A look at the electoral performance of these hopefuls shows that while some of them have lost four straight elections, there are others who have contested a few times but never won, or have never contested any election. Gurgaon MP Rao Inderjit and Birender Singh, both ex-Congressmen, are both new entrants – the former joined before the parliamentary polls. Another factor is the feeling that if any leader is named as the CM candidate in the present scenario, it might cause acrimony among different camps and upset poll calculations in the caste-ridden state, hurting the party’s prospects.
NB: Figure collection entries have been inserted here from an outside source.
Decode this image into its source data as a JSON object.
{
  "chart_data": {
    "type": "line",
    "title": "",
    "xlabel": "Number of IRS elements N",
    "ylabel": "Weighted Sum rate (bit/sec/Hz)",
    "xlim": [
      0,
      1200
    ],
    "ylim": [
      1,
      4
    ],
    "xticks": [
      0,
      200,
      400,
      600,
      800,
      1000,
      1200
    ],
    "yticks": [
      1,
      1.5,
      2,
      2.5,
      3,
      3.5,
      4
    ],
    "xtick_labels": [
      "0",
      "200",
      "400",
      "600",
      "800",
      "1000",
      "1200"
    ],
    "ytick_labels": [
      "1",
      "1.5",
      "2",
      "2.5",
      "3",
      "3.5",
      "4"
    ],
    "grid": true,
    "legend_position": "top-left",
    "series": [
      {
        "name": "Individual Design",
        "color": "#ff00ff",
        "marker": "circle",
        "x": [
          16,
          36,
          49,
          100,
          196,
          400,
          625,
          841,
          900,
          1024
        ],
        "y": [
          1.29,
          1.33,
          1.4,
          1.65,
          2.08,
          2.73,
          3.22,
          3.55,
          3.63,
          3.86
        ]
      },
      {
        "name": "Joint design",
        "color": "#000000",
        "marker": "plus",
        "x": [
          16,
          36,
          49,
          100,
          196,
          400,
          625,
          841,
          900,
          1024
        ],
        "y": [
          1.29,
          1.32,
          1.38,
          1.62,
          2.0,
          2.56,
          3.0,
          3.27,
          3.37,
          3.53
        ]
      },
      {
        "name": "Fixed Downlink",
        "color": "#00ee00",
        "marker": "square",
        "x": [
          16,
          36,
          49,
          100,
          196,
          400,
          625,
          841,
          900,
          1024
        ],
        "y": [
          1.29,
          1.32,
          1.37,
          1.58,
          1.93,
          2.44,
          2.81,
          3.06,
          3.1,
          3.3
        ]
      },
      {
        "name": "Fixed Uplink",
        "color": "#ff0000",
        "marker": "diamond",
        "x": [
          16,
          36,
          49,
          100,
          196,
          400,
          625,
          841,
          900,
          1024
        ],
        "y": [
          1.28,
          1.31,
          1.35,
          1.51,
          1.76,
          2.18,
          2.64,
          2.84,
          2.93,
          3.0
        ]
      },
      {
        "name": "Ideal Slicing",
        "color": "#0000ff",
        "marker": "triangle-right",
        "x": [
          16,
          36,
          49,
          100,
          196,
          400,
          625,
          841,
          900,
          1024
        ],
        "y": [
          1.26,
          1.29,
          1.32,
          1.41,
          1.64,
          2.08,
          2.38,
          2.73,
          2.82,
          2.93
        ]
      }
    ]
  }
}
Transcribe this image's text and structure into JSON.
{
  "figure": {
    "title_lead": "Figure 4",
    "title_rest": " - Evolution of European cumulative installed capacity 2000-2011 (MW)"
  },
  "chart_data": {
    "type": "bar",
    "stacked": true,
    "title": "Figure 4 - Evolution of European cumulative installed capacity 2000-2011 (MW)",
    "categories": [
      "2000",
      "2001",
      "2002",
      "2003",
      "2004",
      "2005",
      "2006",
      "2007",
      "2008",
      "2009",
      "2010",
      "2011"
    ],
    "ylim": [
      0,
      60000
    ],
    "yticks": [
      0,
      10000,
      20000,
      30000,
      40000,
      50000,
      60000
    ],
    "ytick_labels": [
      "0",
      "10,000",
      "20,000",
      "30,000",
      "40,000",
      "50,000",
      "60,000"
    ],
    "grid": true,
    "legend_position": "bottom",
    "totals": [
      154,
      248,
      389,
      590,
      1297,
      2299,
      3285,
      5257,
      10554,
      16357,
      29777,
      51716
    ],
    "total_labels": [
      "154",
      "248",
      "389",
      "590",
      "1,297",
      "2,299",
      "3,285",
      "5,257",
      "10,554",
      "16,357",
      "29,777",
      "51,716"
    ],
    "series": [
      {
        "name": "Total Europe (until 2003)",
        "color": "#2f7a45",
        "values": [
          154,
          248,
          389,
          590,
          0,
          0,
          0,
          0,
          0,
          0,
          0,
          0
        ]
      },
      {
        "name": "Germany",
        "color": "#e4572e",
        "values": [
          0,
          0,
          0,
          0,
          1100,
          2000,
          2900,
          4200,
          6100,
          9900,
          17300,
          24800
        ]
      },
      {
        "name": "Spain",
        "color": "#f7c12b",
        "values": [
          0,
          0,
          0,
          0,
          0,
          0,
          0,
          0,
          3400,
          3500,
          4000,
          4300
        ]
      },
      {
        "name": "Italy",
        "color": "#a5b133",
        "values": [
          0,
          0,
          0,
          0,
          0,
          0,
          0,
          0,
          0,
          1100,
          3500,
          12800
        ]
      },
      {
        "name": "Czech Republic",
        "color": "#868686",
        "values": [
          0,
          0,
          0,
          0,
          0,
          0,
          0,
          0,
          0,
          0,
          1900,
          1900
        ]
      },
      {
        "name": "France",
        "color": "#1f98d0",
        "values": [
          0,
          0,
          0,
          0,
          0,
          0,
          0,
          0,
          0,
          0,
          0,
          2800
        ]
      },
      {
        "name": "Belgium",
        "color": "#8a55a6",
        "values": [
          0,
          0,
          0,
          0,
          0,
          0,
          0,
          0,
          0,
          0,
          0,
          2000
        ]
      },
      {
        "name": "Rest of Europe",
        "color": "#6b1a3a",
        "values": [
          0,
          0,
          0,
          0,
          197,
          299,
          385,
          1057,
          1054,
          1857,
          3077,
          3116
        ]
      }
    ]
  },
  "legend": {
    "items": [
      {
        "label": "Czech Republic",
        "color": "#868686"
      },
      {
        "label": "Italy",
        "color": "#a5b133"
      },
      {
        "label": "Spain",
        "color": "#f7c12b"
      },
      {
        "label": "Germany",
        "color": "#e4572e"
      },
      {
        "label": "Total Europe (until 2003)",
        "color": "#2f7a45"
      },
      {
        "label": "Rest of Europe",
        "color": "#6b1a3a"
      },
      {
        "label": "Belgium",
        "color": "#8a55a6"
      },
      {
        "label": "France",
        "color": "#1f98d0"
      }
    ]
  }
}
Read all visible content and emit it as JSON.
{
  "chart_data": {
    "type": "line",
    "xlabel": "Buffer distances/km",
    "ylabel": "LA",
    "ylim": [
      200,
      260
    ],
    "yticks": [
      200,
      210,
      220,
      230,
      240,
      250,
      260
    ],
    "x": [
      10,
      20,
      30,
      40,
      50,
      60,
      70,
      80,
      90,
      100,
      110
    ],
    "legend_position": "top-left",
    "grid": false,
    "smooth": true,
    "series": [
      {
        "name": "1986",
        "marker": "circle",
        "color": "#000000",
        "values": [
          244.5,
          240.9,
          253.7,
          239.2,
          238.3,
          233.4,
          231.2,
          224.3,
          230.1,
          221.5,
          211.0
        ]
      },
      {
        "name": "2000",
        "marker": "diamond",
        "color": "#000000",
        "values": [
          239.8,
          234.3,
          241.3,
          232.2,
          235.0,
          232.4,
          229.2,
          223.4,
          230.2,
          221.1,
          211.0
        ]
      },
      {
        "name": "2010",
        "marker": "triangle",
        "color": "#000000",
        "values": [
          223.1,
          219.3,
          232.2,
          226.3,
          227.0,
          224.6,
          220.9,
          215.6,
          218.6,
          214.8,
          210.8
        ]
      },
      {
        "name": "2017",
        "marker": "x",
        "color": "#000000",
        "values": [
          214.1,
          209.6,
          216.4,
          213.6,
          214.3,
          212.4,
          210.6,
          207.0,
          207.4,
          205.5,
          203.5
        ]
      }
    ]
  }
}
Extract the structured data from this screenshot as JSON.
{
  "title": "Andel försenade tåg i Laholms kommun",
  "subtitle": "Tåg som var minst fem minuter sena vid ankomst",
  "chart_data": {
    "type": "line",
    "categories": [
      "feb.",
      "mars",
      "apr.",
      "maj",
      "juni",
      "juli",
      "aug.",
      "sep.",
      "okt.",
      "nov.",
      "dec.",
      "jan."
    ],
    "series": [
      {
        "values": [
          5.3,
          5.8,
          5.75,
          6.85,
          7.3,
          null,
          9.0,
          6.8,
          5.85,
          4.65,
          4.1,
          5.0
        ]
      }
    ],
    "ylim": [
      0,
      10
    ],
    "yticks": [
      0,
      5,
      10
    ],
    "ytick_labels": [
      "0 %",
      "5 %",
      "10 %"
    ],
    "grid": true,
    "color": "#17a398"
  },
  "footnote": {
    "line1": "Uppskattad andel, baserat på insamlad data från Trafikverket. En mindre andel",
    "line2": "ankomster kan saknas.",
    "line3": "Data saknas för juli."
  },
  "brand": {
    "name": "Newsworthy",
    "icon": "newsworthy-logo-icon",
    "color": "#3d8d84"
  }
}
Then, there is a rickety alliance with the Haryana Janhit Congress whose chief Kuldeep Bishnoi, another putative contender for the post as per the 2011 pact between the two parties, is sulking as the BJP wants to revise the terms in the changed political scene.
While a bedraggled Congress has dared the BJP to name its CM candidate against the present incumbent Bhupinder Singh Hooda, the latter seems set to play the Modi card, counting on his “strong and able leadership” for an encore. Though the early signs of disappointment among a section of the voters with the new BJP-led National Democratic Alliance (NDA) government for not delivering on its “achhe-din” promise are beginning to show, the saffron party strategists appear confident for now.